WASHINGTON, June 24 (UPI) -- Pressure is growing for a full enquiry into the role of medical staff in alleged abuses of U.S.-held terror suspects in Guantanamo Bay, Cuba and elsewhere.
An article this week in the prestigious New England Journal of Medicine reported on standing instructions to medical personnel in U.S. Southern Command -- which runs the military's detention center at Guantanamo Bay.
The instructions say that communication with detainees is "not confidential and... not subject to the assertion of privileges..."
They further require medical personnel to report any information from detainees that has bearing on "the accomplishment of a military or a national security mission."
The journal said the instructions make medical personnel "part of Guantanamo's surveillance network, dissolving the Pentagon's purported separation between intelligence gathering and patient care."
Pentagon officials told the New York Times that the practices at the detention center violated no ethics guidelines, and they disputed the conclusions of the journal's article.
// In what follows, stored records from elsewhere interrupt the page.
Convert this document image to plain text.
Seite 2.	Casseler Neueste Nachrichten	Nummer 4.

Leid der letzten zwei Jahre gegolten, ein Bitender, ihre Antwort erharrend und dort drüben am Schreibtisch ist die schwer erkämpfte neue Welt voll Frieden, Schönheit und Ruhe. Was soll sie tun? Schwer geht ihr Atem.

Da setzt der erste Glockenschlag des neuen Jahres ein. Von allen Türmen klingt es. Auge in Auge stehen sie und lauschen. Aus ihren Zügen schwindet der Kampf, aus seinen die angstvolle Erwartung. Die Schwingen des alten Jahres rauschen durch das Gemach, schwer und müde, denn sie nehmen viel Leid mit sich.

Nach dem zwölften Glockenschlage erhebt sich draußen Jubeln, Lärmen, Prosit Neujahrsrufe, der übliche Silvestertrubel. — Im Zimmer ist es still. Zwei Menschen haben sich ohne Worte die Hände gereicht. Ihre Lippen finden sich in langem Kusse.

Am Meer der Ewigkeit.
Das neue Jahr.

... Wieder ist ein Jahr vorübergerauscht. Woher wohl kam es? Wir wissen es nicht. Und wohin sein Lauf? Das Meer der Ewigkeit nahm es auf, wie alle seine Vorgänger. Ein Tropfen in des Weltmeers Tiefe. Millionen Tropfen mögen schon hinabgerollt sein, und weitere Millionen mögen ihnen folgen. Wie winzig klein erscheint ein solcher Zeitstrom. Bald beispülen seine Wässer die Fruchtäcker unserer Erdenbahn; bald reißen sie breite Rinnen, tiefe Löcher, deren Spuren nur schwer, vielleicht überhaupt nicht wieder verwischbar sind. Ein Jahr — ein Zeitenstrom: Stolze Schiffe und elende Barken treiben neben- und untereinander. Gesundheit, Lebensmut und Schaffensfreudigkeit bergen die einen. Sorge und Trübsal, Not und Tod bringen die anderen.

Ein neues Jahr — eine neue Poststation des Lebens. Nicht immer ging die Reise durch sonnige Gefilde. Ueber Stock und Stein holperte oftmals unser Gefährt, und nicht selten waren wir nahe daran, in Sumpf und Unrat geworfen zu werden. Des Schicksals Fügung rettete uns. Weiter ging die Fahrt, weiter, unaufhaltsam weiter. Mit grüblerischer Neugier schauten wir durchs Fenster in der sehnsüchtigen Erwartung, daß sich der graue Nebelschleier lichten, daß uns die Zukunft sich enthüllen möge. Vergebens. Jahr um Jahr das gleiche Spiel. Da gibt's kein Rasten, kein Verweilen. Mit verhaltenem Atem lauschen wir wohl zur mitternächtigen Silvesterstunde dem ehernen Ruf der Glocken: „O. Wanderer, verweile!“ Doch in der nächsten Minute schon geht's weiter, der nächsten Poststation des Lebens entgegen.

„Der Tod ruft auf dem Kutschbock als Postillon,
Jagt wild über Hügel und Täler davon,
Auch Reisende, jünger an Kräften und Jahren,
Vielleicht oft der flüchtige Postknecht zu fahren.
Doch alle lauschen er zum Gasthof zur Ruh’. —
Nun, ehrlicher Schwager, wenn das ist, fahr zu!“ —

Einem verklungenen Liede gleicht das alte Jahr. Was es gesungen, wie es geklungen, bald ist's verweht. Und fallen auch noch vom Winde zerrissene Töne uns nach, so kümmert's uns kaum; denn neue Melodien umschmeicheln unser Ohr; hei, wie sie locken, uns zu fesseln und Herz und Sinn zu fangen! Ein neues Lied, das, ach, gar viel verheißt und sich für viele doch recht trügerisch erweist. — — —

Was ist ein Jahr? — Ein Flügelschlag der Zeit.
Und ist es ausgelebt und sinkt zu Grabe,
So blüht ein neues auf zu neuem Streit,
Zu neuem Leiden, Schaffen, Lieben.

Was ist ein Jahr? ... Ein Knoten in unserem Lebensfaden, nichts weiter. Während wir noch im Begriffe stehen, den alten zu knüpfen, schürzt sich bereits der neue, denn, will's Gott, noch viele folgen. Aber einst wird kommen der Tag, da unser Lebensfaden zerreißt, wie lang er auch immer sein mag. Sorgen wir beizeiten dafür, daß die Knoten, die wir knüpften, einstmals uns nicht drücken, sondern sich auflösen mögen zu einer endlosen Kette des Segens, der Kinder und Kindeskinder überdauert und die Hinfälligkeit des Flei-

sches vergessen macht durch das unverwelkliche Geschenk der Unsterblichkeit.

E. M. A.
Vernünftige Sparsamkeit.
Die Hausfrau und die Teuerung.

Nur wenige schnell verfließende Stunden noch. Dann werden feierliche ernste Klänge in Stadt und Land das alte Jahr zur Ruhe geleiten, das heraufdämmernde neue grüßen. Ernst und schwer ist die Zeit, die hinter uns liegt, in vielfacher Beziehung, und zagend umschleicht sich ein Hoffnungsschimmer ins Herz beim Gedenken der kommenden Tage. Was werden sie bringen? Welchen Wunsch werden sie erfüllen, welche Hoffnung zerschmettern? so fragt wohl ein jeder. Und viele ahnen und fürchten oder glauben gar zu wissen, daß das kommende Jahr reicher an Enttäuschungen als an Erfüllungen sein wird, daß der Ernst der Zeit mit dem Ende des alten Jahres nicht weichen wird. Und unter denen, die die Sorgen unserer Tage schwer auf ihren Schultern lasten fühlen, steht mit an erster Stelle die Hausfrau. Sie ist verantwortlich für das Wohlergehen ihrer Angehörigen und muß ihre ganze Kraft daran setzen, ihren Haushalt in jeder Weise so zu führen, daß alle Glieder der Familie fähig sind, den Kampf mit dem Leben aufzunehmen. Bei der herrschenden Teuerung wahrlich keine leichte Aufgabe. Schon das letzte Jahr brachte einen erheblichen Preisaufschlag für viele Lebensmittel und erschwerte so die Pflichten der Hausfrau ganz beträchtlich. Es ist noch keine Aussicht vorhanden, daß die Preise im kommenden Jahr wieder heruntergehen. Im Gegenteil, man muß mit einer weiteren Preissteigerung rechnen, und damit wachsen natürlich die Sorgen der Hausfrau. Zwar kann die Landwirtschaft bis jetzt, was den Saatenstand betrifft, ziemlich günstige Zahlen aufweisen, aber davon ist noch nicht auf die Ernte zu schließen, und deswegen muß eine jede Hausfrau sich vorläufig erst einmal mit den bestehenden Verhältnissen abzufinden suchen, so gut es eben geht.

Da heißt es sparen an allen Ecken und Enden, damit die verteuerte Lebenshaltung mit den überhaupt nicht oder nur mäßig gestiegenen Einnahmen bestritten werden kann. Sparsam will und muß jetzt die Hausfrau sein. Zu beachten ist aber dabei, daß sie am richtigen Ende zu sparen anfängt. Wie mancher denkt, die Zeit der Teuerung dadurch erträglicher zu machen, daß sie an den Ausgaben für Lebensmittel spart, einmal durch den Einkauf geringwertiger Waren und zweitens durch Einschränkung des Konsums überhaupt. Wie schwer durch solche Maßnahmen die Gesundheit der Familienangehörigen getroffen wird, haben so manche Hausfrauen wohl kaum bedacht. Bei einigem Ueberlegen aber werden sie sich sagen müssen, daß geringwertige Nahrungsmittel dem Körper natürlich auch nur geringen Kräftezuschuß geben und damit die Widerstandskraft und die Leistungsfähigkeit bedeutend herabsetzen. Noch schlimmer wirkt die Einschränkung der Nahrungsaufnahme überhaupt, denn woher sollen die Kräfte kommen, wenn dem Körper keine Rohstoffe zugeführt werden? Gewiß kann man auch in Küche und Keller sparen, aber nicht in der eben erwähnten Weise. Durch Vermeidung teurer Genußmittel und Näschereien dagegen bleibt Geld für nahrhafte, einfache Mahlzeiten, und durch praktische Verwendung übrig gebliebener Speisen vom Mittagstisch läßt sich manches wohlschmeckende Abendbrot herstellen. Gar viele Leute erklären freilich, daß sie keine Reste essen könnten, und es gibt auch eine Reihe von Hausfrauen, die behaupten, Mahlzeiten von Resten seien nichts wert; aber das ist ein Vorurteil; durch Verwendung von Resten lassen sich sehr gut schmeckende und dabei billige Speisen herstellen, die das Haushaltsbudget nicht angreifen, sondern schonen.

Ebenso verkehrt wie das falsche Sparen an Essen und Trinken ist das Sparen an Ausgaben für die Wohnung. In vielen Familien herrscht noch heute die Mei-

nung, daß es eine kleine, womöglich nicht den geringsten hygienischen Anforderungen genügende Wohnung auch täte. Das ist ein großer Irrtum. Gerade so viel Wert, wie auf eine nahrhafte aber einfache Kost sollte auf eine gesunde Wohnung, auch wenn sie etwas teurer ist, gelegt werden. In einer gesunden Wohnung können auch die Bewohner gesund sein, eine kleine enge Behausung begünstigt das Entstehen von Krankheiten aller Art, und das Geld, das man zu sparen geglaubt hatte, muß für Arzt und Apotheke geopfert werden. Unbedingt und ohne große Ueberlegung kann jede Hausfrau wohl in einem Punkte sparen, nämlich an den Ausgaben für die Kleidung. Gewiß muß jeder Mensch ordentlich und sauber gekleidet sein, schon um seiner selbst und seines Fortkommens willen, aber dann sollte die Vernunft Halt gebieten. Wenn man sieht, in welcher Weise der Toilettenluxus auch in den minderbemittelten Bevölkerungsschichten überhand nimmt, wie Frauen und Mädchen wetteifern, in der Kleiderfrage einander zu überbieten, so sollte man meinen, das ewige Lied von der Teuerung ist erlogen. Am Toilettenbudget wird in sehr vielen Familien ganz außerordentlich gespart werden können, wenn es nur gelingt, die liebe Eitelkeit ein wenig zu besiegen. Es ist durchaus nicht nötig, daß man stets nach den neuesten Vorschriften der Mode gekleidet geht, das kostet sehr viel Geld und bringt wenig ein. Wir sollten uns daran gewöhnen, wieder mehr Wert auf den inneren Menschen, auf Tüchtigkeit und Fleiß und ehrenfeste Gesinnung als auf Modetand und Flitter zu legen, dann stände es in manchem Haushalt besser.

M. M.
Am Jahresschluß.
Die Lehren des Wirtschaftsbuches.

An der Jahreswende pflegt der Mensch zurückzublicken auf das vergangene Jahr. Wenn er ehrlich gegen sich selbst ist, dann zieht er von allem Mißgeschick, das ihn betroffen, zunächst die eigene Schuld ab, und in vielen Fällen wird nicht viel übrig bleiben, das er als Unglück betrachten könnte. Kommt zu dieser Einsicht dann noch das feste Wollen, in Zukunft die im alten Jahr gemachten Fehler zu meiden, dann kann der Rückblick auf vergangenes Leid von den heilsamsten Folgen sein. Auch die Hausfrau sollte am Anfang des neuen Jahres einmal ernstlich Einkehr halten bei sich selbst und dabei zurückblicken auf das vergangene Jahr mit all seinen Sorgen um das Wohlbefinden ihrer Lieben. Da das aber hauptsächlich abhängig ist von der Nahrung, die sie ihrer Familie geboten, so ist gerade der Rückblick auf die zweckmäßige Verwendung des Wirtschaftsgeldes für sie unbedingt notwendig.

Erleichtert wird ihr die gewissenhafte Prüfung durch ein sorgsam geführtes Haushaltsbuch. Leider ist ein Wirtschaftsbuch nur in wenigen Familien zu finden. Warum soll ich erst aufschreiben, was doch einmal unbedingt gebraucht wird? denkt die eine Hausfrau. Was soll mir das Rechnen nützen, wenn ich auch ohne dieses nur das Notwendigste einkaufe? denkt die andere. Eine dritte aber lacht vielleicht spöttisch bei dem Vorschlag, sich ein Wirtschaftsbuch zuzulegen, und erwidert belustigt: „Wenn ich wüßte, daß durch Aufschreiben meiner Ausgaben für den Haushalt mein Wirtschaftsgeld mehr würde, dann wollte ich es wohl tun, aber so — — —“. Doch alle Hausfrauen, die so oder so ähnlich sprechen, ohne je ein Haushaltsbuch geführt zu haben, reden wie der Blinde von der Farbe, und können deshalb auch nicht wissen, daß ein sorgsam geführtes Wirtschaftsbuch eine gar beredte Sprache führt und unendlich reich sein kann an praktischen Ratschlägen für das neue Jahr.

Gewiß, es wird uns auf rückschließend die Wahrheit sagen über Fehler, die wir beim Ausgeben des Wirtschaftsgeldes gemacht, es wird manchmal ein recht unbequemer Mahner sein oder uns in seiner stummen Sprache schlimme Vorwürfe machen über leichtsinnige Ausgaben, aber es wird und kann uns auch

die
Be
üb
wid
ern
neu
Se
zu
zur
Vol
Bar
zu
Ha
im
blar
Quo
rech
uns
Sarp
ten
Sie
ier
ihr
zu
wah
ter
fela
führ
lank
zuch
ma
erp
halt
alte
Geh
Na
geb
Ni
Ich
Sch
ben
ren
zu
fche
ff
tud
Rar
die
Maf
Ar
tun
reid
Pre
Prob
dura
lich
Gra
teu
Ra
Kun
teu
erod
Dr. Stephen Xenakis, a psychiatrist and former Army brigadier general in the medical corps, told the newspaper, "This behavior is not consistent with our medical responsibility or any of the codes that guide our conduct as doctors."
Dr. William Winkenwerder, assistant secretary of defense for health, told the Times that new Pentagon guidelines made public earlier this month barred military doctors from engaging in unethical conduct. "But," the paper adds, "in a briefing for reporters... he declined to say whether the guidelines would prohibit some of the activities described by former interrogators and others."